Engineering trade-off: Each pipeline stage adds latency but improves answer quality. The caching system compensates — frequent queries bypass most of the pipeline entirely, keeping average response times competitive while maintaining full quality for novel queries.
Conversation Memory
Unlike single-turn Q&A systems, FinSight maintains conversation context for natural financial analysis workflows:
- Session architecture: Unique ID per browser tab, persists through page refresh via sessionStorage
- Context window: Last 3 exchanges (6 messages), max 4000 tokens with automatic pruning
- Smart cache bypass: Follow-up indicators ("what about", "compare", "that") automatically skip query cache for fresh context-aware responses
Multi-Layer Caching
Two independent cache layers eliminate redundant API calls — the primary cost driver in production RAG systems:
Embedding Cache
Query Result Cache
Production impact: Combined caching reduces total OpenAI API costs by 40–70% in sustained use. For a system running expensive GPT-4o and text-embedding-3-large calls at scale, this is the difference between a viable and non-viable production cost structure.

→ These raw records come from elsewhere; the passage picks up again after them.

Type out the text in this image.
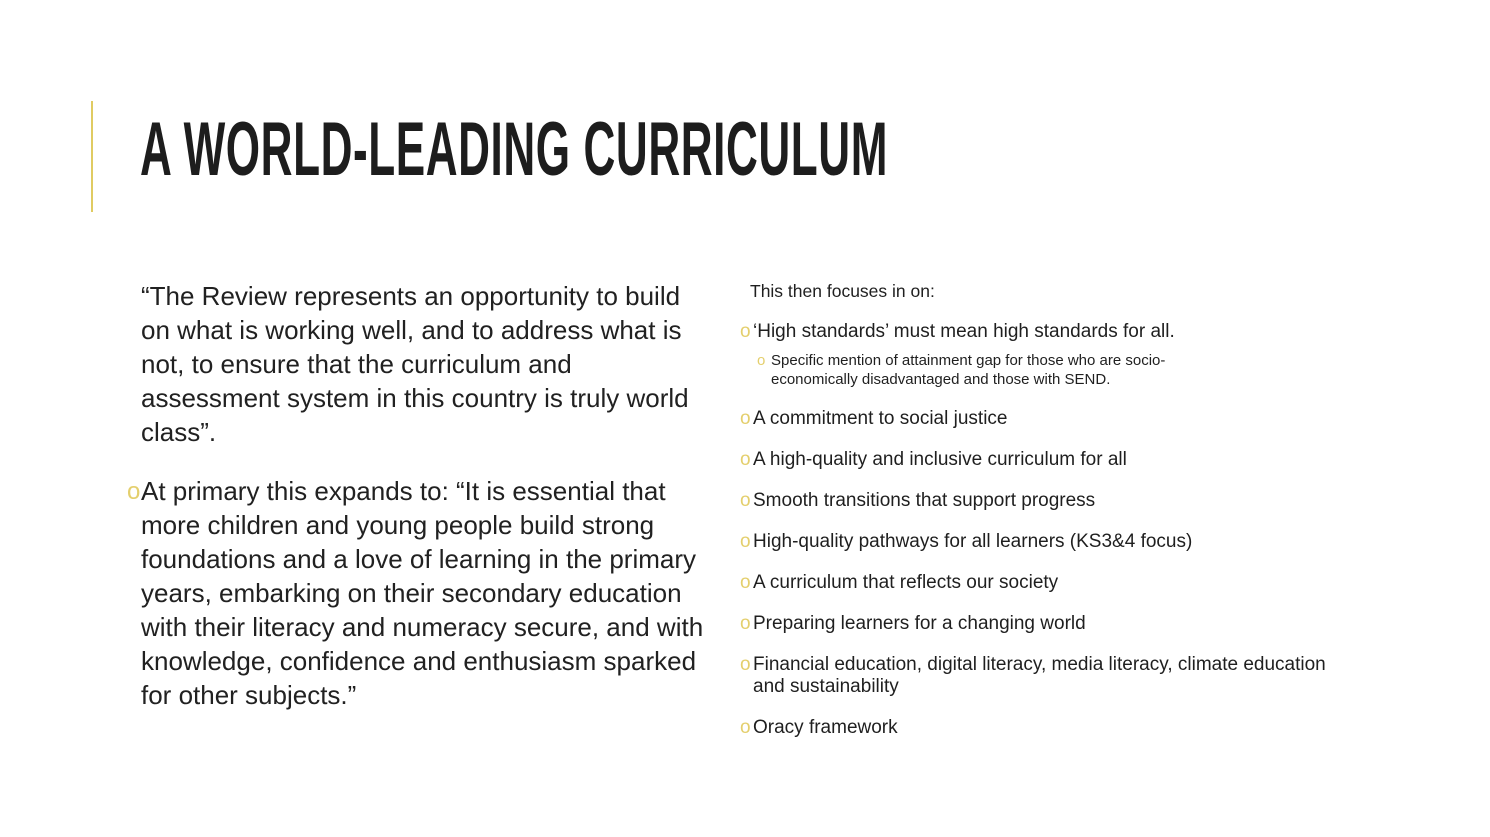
A WORLD-LEADING CURRICULUM

“The Review represents an opportunity to build on what is working well, and to address what is not, to ensure that the curriculum and assessment system in this country is truly world class”.

o At primary this expands to: “It is essential that more children and young people build strong foundations and a love of learning in the primary years, embarking on their secondary education with their literacy and numeracy secure, and with knowledge, confidence and enthusiasm sparked for other subjects.”

This then focuses in on:

o ‘High standards’ must mean high standards for all.
o Specific mention of attainment gap for those who are socio-economically disadvantaged and those with SEND.
o A commitment to social justice
o A high-quality and inclusive curriculum for all
o Smooth transitions that support progress
o High-quality pathways for all learners (KS3&4 focus)
o A curriculum that reflects our society
o Preparing learners for a changing world
o Financial education, digital literacy, media literacy, climate education and sustainability
o Oracy framework
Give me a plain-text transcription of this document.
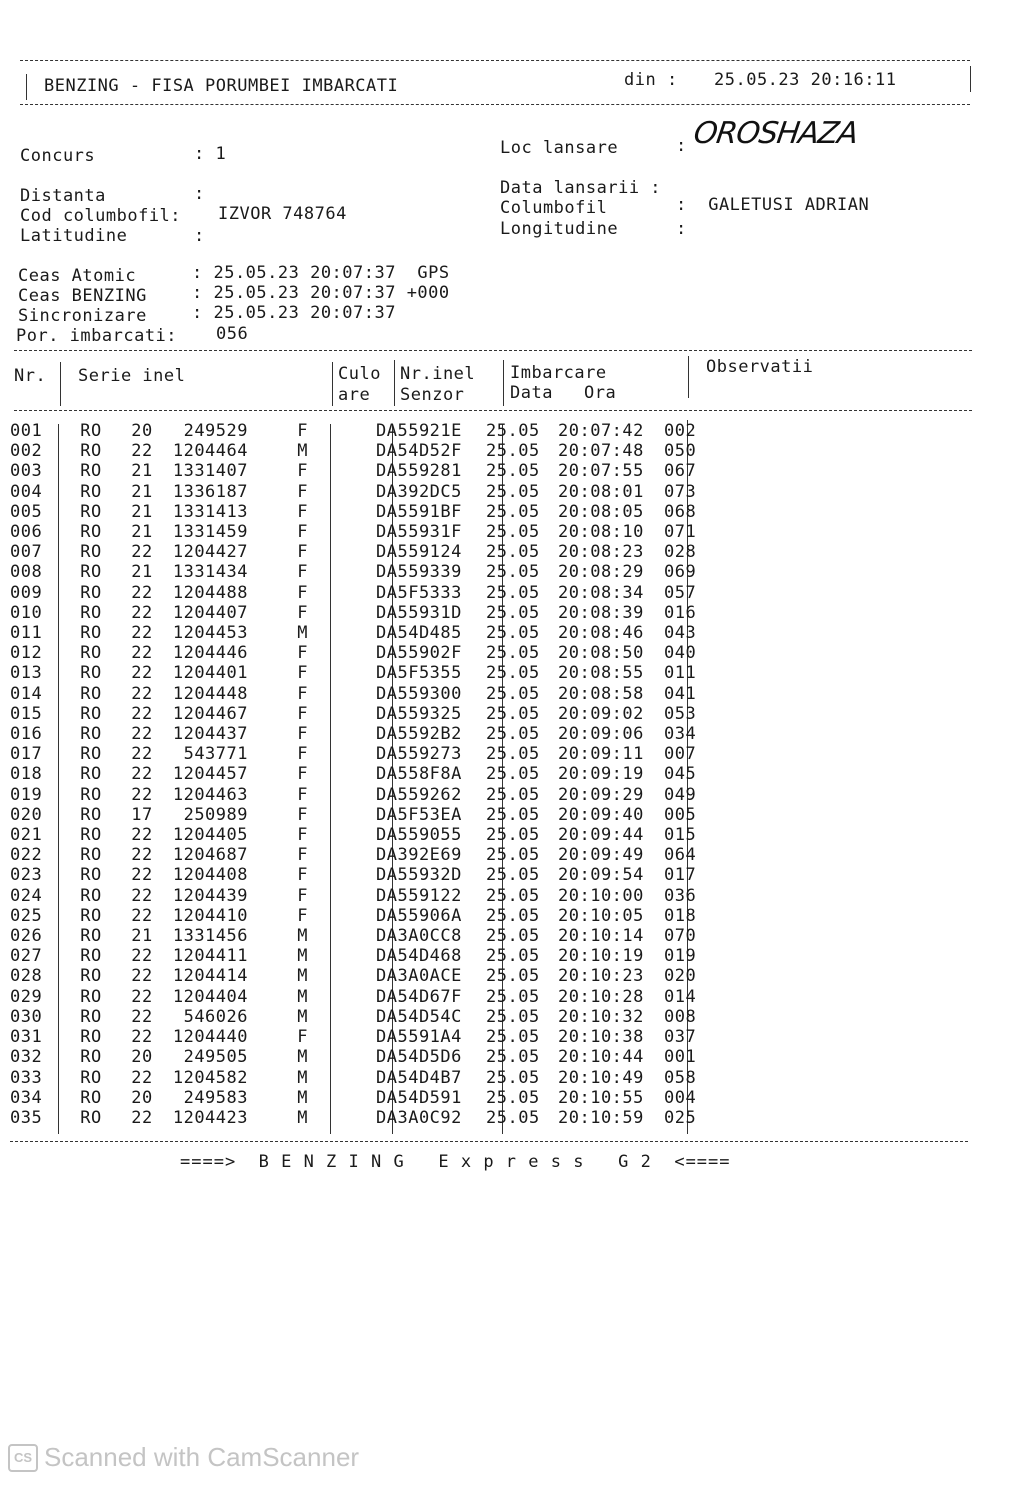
BENZING - FISA PORUMBEI IMBARCATI	din : 25.05.23 20:16:11
Concurs	: 1	Loc lansare	: OROSHAZA
Distanta	:	Data lansarii :
Cod columbofil: IZVOR 748764	Columbofil	:  GALETUSI ADRIAN
Latitudine	:	Longitudine	:
Ceas Atomic	: 25.05.23 20:07:37  GPS
Ceas BENZING	: 25.05.23 20:07:37 +000
Sincronizare	: 25.05.23 20:07:37
Por. imbarcati: 056
Nr. Serie inel	Culo
are
Nr.inel
Senzor
Imbarcare
Data Ora
Observatii
001	RO	20	249529	F		DA55921E	25.05	20:07:42	002
002	RO	22	1204464	M		DA54D52F	25.05	20:07:48	050
003	RO	21	1331407	F		DA559281	25.05	20:07:55	067
004	RO	21	1336187	F		DA392DC5	25.05	20:08:01	073
005	RO	21	1331413	F		DA5591BF	25.05	20:08:05	068
006	RO	21	1331459	F		DA55931F	25.05	20:08:10	071
007	RO	22	1204427	F		DA559124	25.05	20:08:23	028
008	RO	21	1331434	F		DA559339	25.05	20:08:29	069
009	RO	22	1204488	F		DA5F5333	25.05	20:08:34	057
010	RO	22	1204407	F		DA55931D	25.05	20:08:39	016
011	RO	22	1204453	M		DA54D485	25.05	20:08:46	043
012	RO	22	1204446	F		DA55902F	25.05	20:08:50	040
013	RO	22	1204401	F		DA5F5355	25.05	20:08:55	011
014	RO	22	1204448	F		DA559300	25.05	20:08:58	041
015	RO	22	1204467	F		DA559325	25.05	20:09:02	053
016	RO	22	1204437	F		DA5592B2	25.05	20:09:06	034
017	RO	22	543771	F		DA559273	25.05	20:09:11	007
018	RO	22	1204457	F		DA558F8A	25.05	20:09:19	045
019	RO	22	1204463	F		DA559262	25.05	20:09:29	049
020	RO	17	250989	F		DA5F53EA	25.05	20:09:40	005
021	RO	22	1204405	F		DA559055	25.05	20:09:44	015
022	RO	22	1204687	F		DA392E69	25.05	20:09:49	064
023	RO	22	1204408	F		DA55932D	25.05	20:09:54	017
024	RO	22	1204439	F		DA559122	25.05	20:10:00	036
025	RO	22	1204410	F		DA55906A	25.05	20:10:05	018
026	RO	21	1331456	M		DA3A0CC8	25.05	20:10:14	070
027	RO	22	1204411	M		DA54D468	25.05	20:10:19	019
028	RO	22	1204414	M		DA3A0ACE	25.05	20:10:23	020
029	RO	22	1204404	M		DA54D67F	25.05	20:10:28	014
030	RO	22	546026	M		DA54D54C	25.05	20:10:32	008
031	RO	22	1204440	F		DA5591A4	25.05	20:10:38	037
032	RO	20	249505	M		DA54D5D6	25.05	20:10:44	001
033	RO	22	1204582	M		DA54D4B7	25.05	20:10:49	058
034	RO	20	249583	M		DA54D591	25.05	20:10:55	004
035	RO	22	1204423	M		DA3A0C92	25.05	20:10:59	025
====>  B E N Z I N G   E x p r e s s   G 2  <====
CS Scanned with CamScanner
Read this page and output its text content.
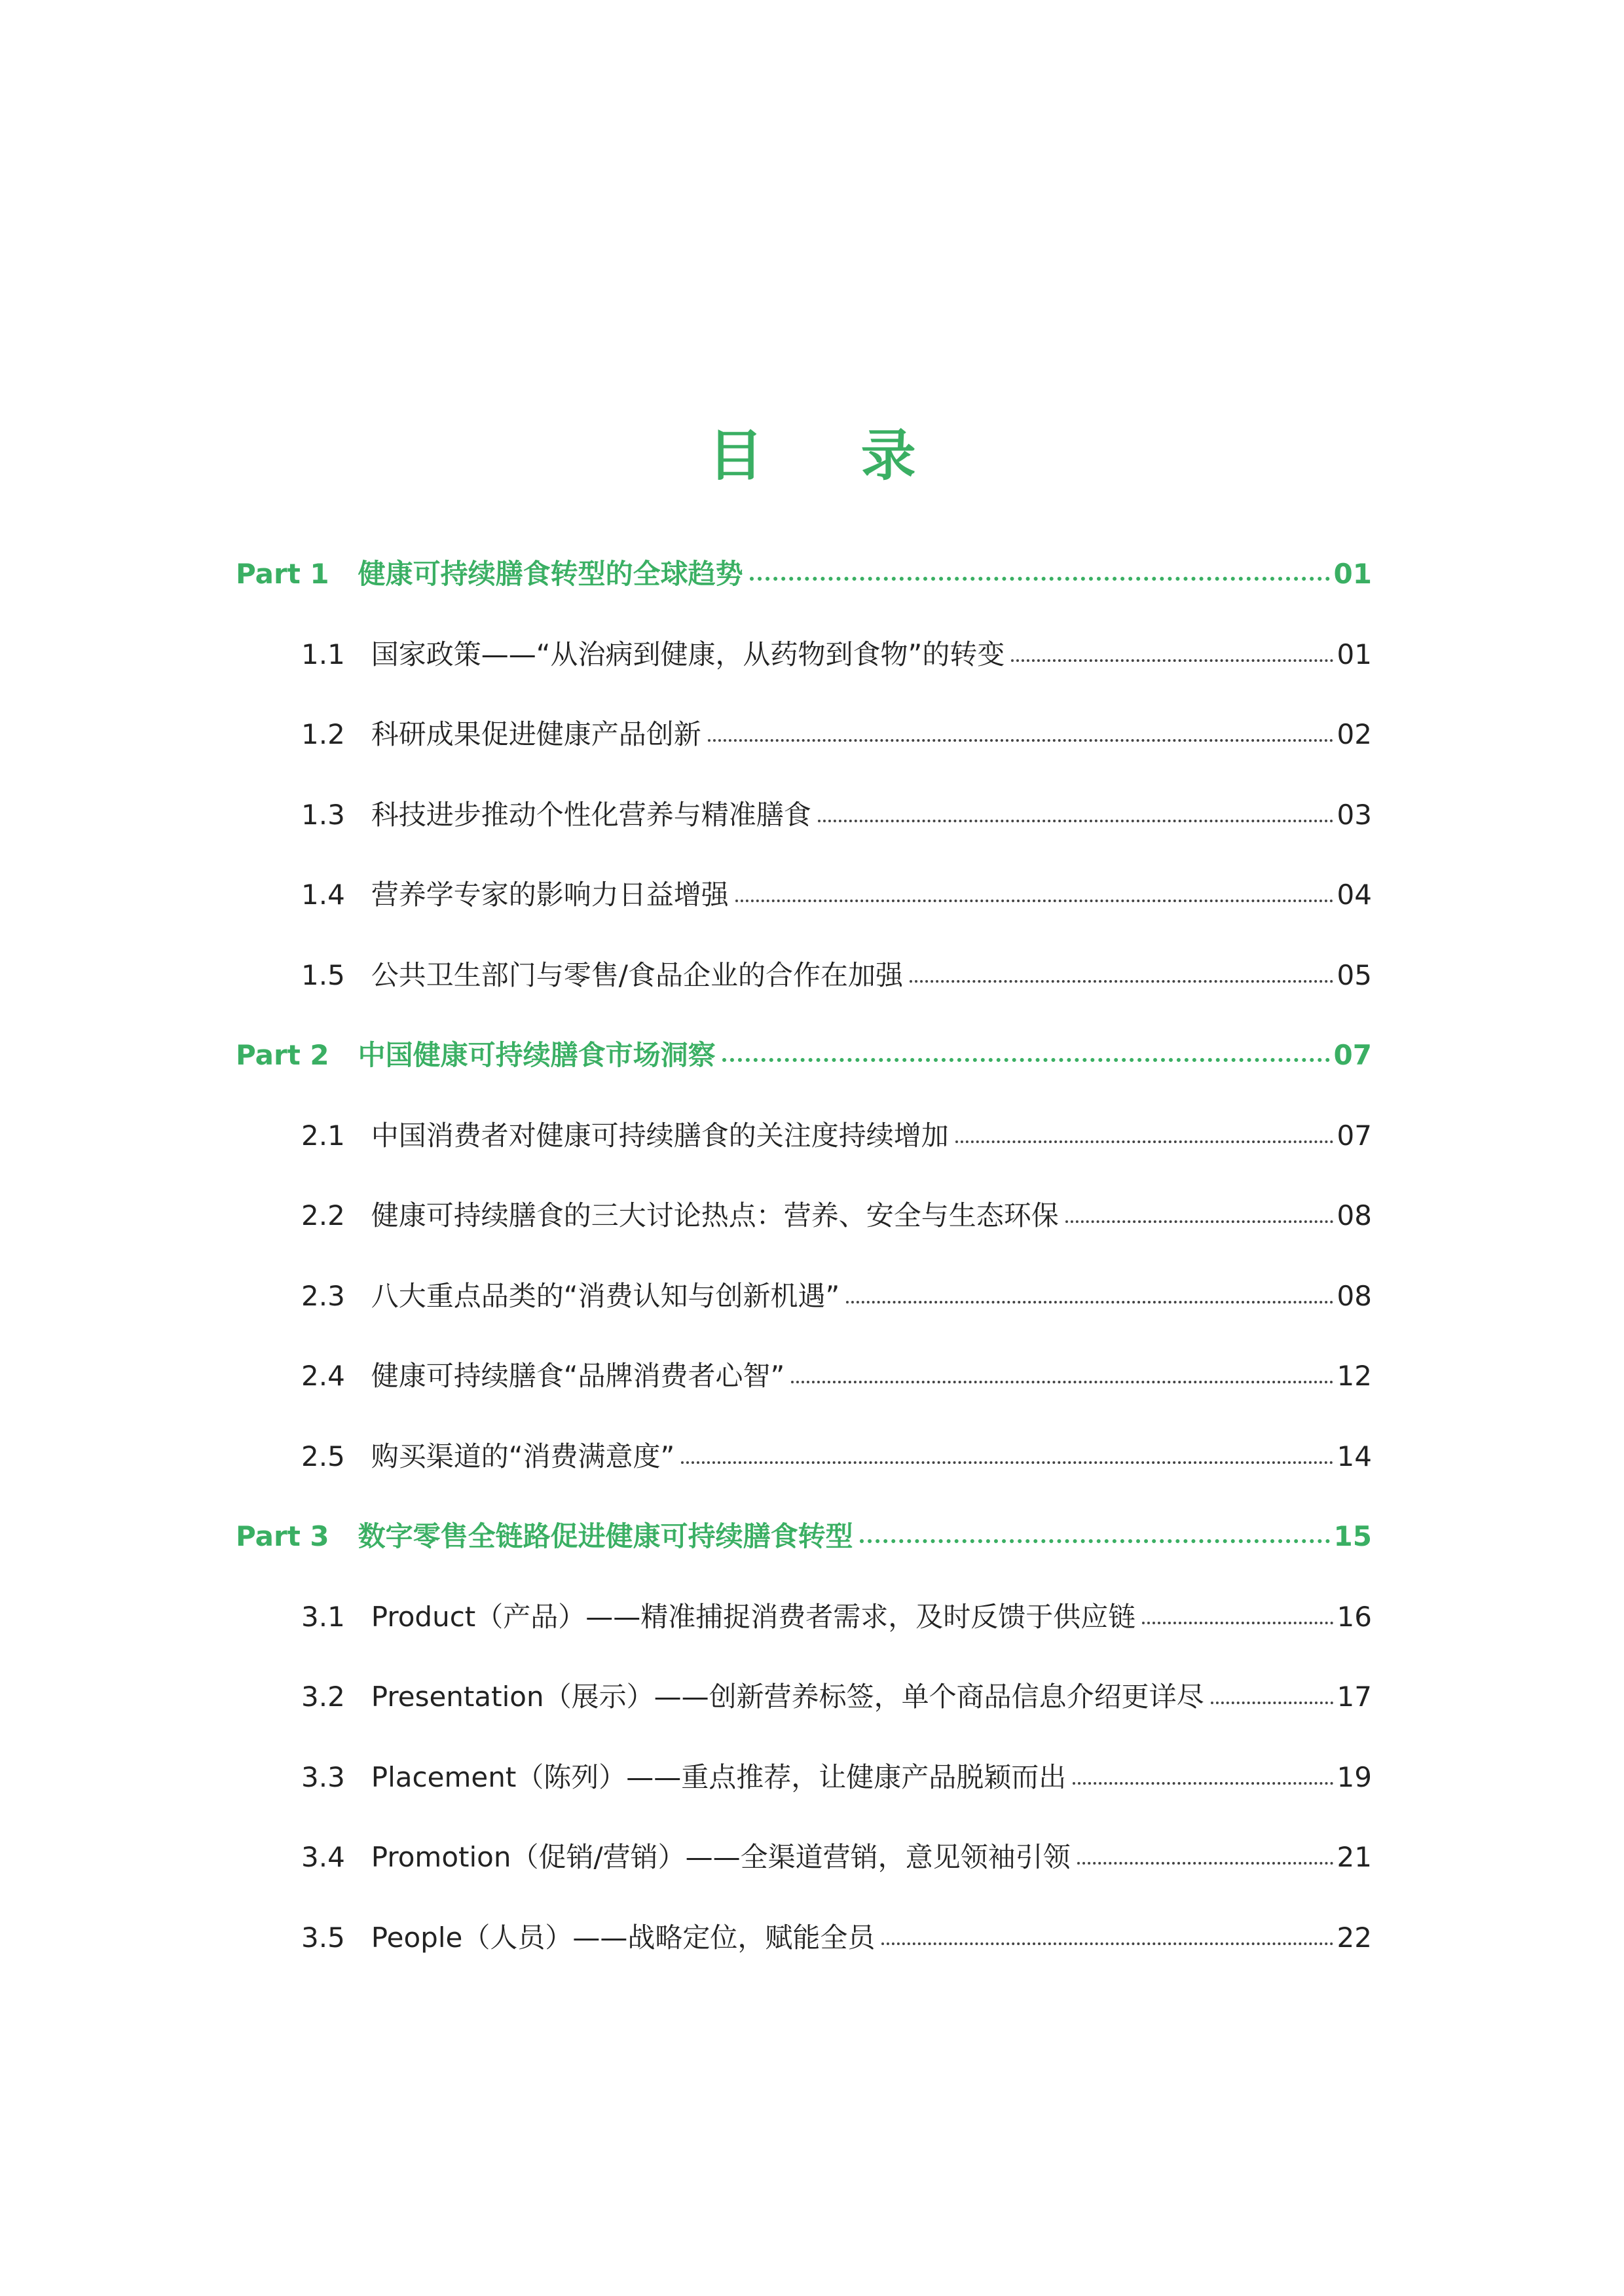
目 录
Part 1 健康可持续膳食转型的全球趋势	01
1.1 国家政策——“从治病到健康，从药物到食物”的转变	01
1.2 科研成果促进健康产品创新	02
1.3 科技进步推动个性化营养与精准膳食	03
1.4 营养学专家的影响力日益增强	04
1.5 公共卫生部门与零售/食品企业的合作在加强	05
Part 2 中国健康可持续膳食市场洞察	07
2.1 中国消费者对健康可持续膳食的关注度持续增加	07
2.2 健康可持续膳食的三大讨论热点：营养、安全与生态环保	08
2.3 八大重点品类的“消费认知与创新机遇”	08
2.4 健康可持续膳食“品牌消费者心智”	12
2.5 购买渠道的“消费满意度”	14
Part 3 数字零售全链路促进健康可持续膳食转型	15
3.1 Product（产品）——精准捕捉消费者需求，及时反馈于供应链	16
3.2 Presentation（展示）——创新营养标签，单个商品信息介绍更详尽	17
3.3 Placement（陈列）——重点推荐，让健康产品脱颖而出	19
3.4 Promotion（促销/营销）——全渠道营销，意见领袖引领	21
3.5 People（人员）——战略定位，赋能全员	22
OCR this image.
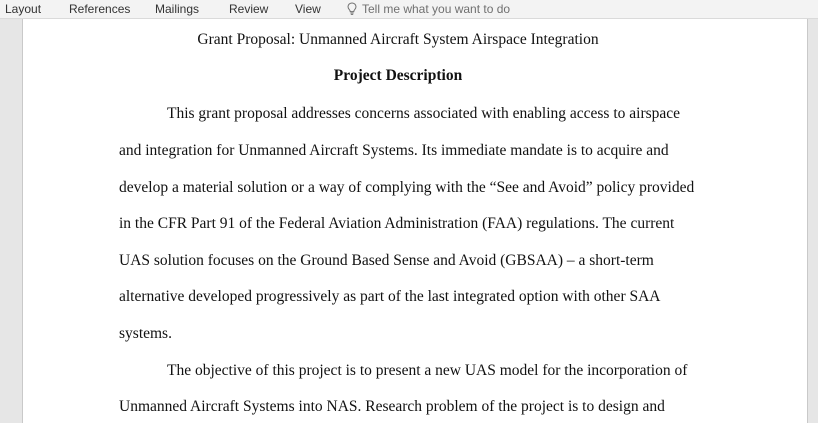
Layout References Mailings Review View	Tell me what you want to do
Grant Proposal: Unmanned Aircraft System Airspace Integration
Project Description
This grant proposal addresses concerns associated with enabling access to airspace
and integration for Unmanned Aircraft Systems. Its immediate mandate is to acquire and
develop a material solution or a way of complying with the “See and Avoid” policy provided
in the CFR Part 91 of the Federal Aviation Administration (FAA) regulations. The current
UAS solution focuses on the Ground Based Sense and Avoid (GBSAA) – a short-term
alternative developed progressively as part of the last integrated option with other SAA
systems.
The objective of this project is to present a new UAS model for the incorporation of
Unmanned Aircraft Systems into NAS. Research problem of the project is to design and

19 Financial Ratios — Auto-Calculated
The system prompt encodes formulas for 19 ratios. Ask any ratio question and receive the formula, extracted figures, calculation, and cited result:
Q: "Calculate ACM's current ratio for FY 2025" A: ACM's current ratio in FY 2025 was 1.13 [Source 1]. Formula: Current Assets ÷ Current Liabilities FY 2025: $6.73B ÷ $5.93B = 1.13 [Source 1] ACM_balance_sheet.md Balance Sheet | Similarity: 94.2%
Live Demo
FinSight is deployed on Hugging Face Spaces. Ask any financial question about S&P MidCap 400 companies:
Tech Stack
API Reference
The FastAPI backend exposes a clean REST interface for integration into any Python application or data pipeline:
import requests
response = requests.post(
"https://your-finsight-instance/query",
json={
"query": "What was ACM's revenue in 2024?",
"ticker": "ACM",
"doc_types": ["income_statement"],
"top_k": 10,
"session_id": "my_session_123"
}
)
result = response.json()
# result["answer"] → Sourced answer text
# result["sources"] → List with doc metadata
# result["from_cache"] → True if cache hit
# result["processing_time"] → Seconds to generate
Additional endpoints: GET /health, GET /stats, GET /cache/stats, DELETE /cache/clear, DELETE /session/{id}. Full Swagger UI at /docs.